Back in the 1950s Ewan McColl embarked on a massive journey documenting different types of occupations. All part of his ethic of celebrating the working man and was done in the form of simple radio ballads. They would also be rich in the local accents of communities. His most famous work was the record, The Ballad of John Axon. The haunting opening line is “John Axon was a railway man/To steam trains born and bred/He was an engine driver at Edgley loco shed”.
This is not the first time that trains and music have been intimately involved. From the very start there is the natural rhythm of the old clickity-clack compared with the gentle hiss of today’s worms gliding along the long welded rails. Not to mention the thundering roar and whistles of the 1920s and 1930s as the glorious machines would race to and from their destinations, again compare that with the gentle hum of today’s commuter trains.

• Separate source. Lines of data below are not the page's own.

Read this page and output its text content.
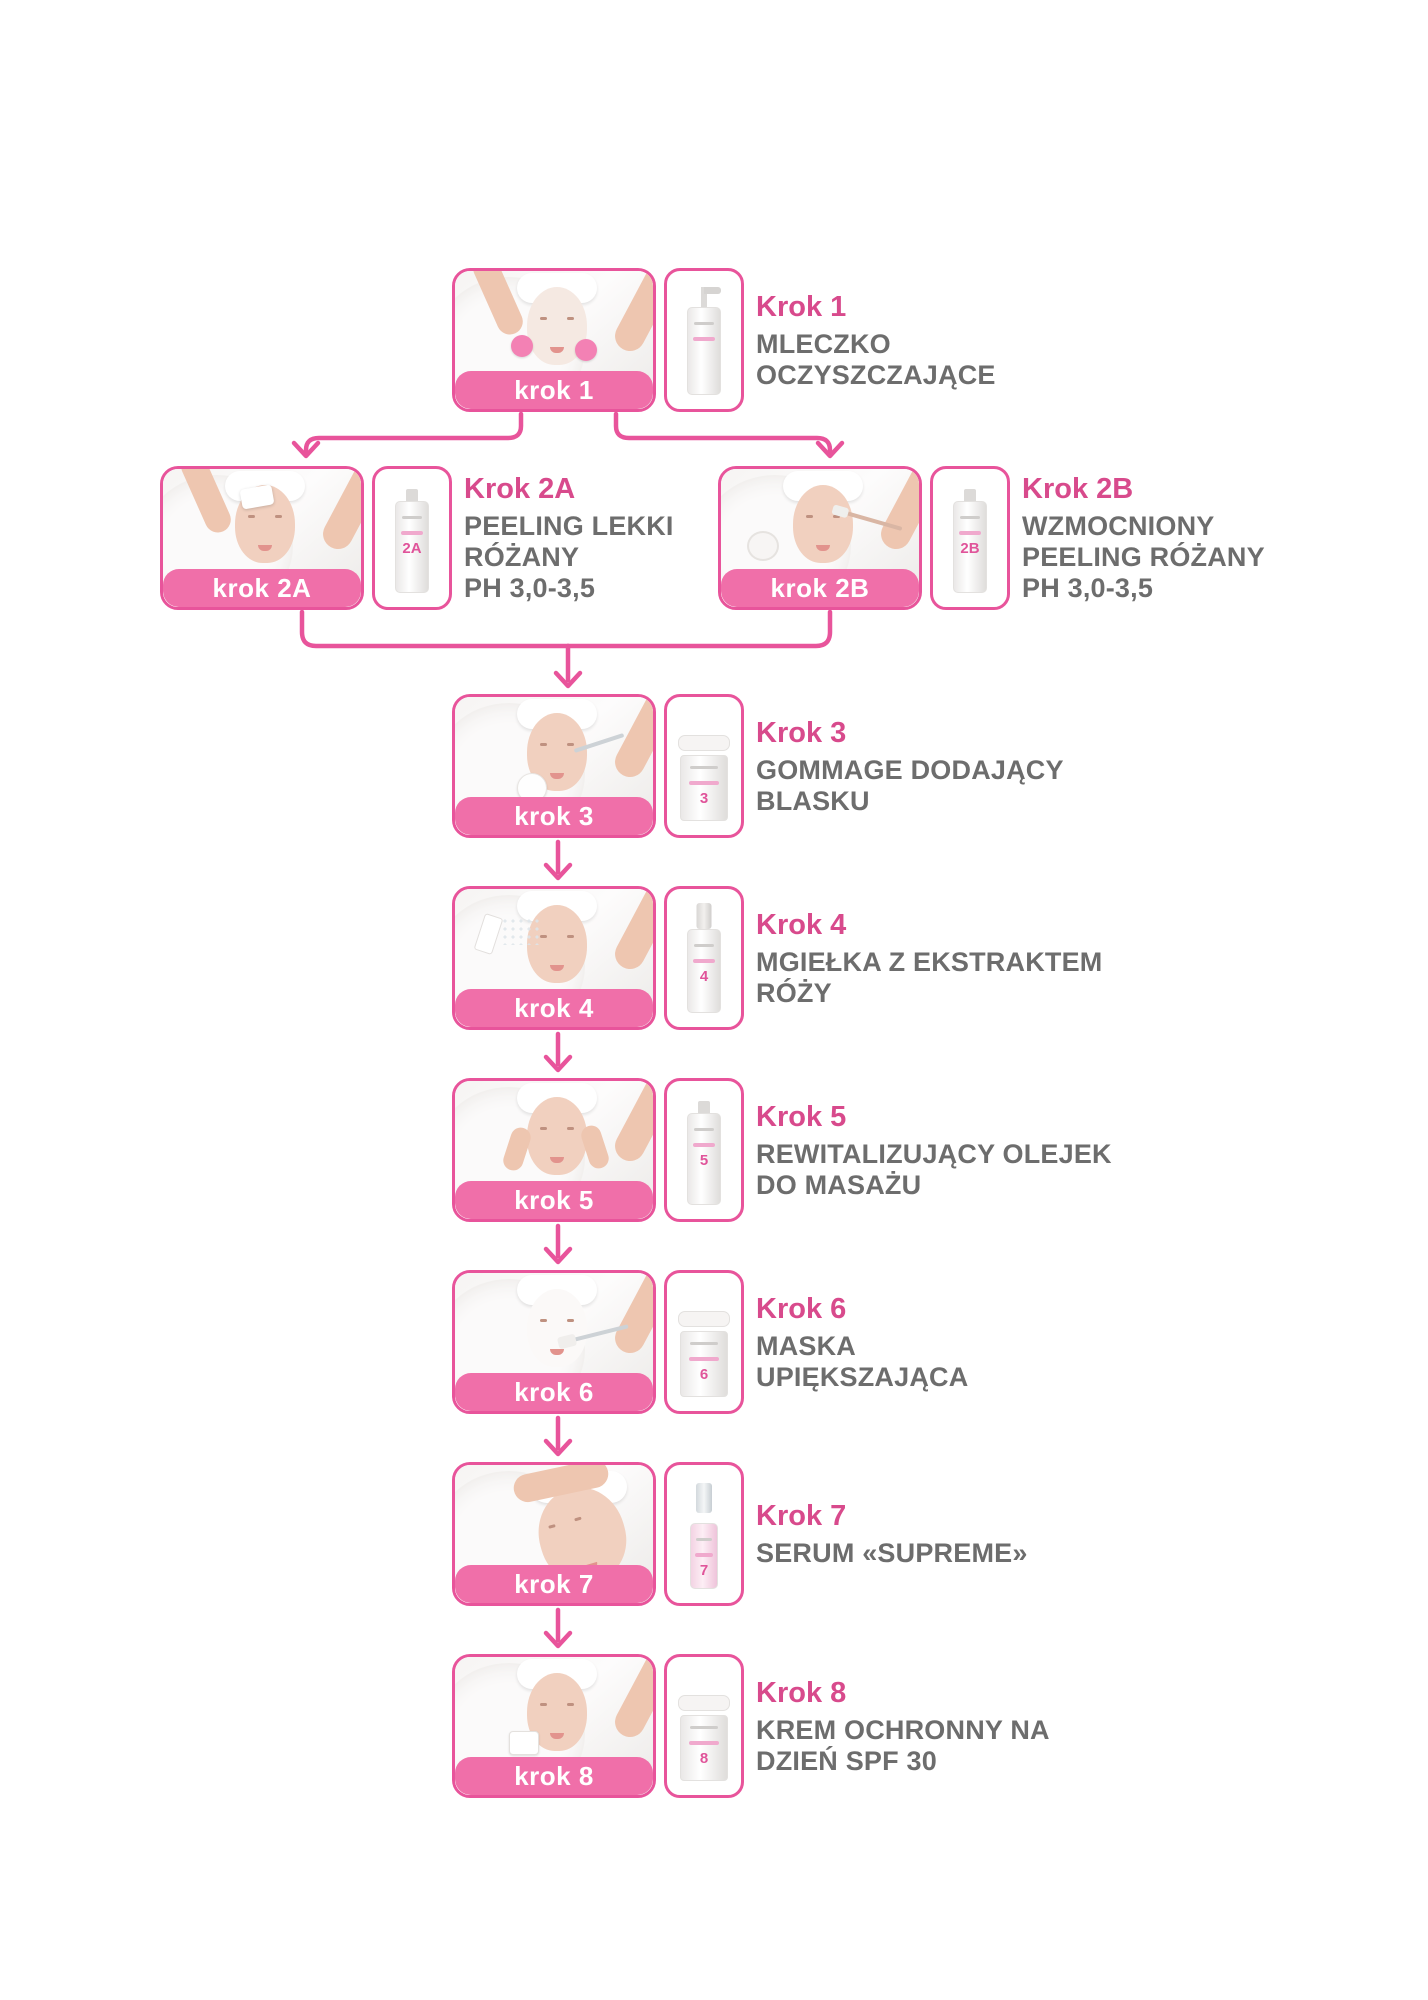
krok 1
Krok 1
MLECZKO
OCZYSZCZAJĄCE
krok 2A
2A
Krok 2A
PEELING LEKKI
RÓŻANY
PH 3,0-3,5	krok 2B
2B
Krok 2B
WZMOCNIONY
PEELING RÓŻANY
PH 3,0-3,5
krok 3
3
Krok 3
GOMMAGE DODAJĄCY
BLASKU
krok 4
4
Krok 4
MGIEŁKA Z EKSTRAKTEM
RÓŻY
krok 5
5
Krok 5
REWITALIZUJĄCY OLEJEK
DO MASAŻU
krok 6
6
Krok 6
MASKA
UPIĘKSZAJĄCA
krok 7	7
Krok 7
SERUM «SUPREME»
krok 8
8
Krok 8
KREM OCHRONNY NA
DZIEŃ SPF 30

Jazz shook its hand with the rattling iron road, most famously with Glenn Miller’s interpretation of the standard Chattanooga Choo Choo and who could forget the fine wispy voice on Duke Ellington’s track, Take the A-Train? Still this is nothing compared to the golden age of Rock ‘n’ Roll with such classics from Elvis Presley, Chuck Berry and with many more of these hits still played today. The odes to the iron horse include Mystery Train (Elvis Presley) Let It Rock and Johnny B. Goode (Chuck Berry) although the tracks carry the metaphor of being just as much about the frustrations of life, buy not as one music critic put it “the first black man to sing about white issues”. Perhaps it was the pounding energy and rhythmic snorting that appealed to the balled up angst or the simple fact trains are affectionately known as “she”.

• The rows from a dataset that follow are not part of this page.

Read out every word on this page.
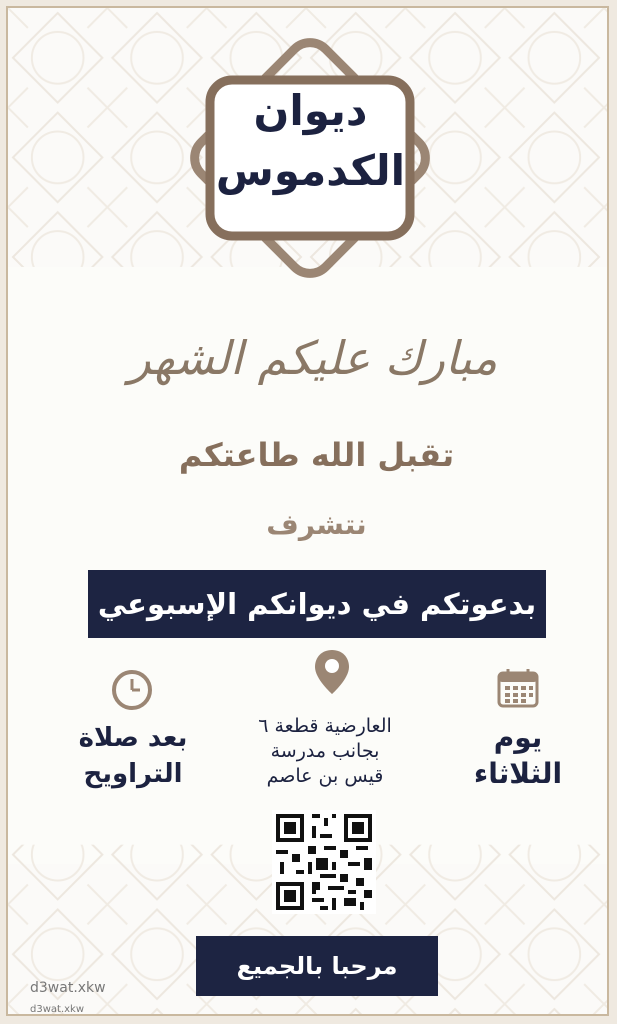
ديوان
الكدموس
مبارك عليكم الشهر
تقبل الله طاعتكم
نتشرف
بدعوتكم في ديوانكم الإسبوعي
يوم
الثلاثاء
العارضية قطعة ٦
بجانب مدرسة
قيس بن عاصم
بعد صلاة
التراويح
مرحبا بالجميع
d3wat.xkw
d3wat.xkw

The 1960s is a bad period for both rock ‘n’ roll and trains (at least in the UK). They were still treasured tracks and you only have to turn to the blues revival of the late 60s to see that, coincidently at the same time when the railway preservation industry got started. Robert Johnson wrote the song Love in Vain and this was beautifully covered by The Rolling Stones on their Let It Bleed album. The slide guitar provides the whistle as the melancholic sounds reverberate. The subject of this gem obviously being the train taking away a never to be seen again love “the blue light was my baby and the red light was my mind”. The Grateful Dead humourously sing Big Railroad Blues and there is Randy Newman’s pop embellished Gone Dead Train from the Performance soundtrack.
Of course trains and cars are not the only mode of transport to be romanticised in music. Ship journeys feature in the punk-folk of The Pogues. Hardly a neat juxtaposition with this rather more leisurely and sedate form of getting from A to B, but you do not have to look far in to an Irish history book to see how the mass exodus to America happened. Traditional folk often played by romantics, has often seen trains and boats as a method of escape. Industry is obviously the mainstay of their craft, being reliant of the fruits of their time. Planes are a peculiar exception. True, planes are a glorified metal tubes that allows humans to do unnatural things, perhaps that is why they are not sung about with such affection. Still, “Give me a ticket for an aeroplane, Ain’t got time for a fast train/Lonely days are gone, I'm a-goin' home/My baby wrote me a letter” gives a clear sense of urgency.
There have been songs about cars before, take No Particular Place to Go, Baby You Can Drive My Car. The car before the 1970s is a status symbol something that would take you off so called “loser cruisers”, a symbol of door to door travel that proves you have arrived. Bruce Springsteen opened his hedonistic Born To Run with Thunder Road, a full V8 charge in to the life of a young go-getter who wants a good time. The immediacy is obvious and as he mentions later in Better Days “I’m tired of waitin' for tomorrow to come/Or that train to come roarin' 'round the bend”. The glamour of the train has been surpassed; the romance has dwindled in to box like shapes of meaningless and valueless metal, the name of the railway game is efficiency and this in music is not the way. Still the transport is the metaphor and music the madness.
So where next? Well that is a ponderous question and one that cannot really be answered. Apart from a couple of tracks and albums from the 1970s are illustrated with space technology, David Bowie's Space Oddity the 2001: A Space Odyssey soundtrack and who could forget Elton John's Rocket Man. All forms of transportation have been done and there is now little left to sing about. Are there going to be songs about social networking sites? They are not in the least bit human and the general proliferation there will not be not the same uniqueness behind the sentiment.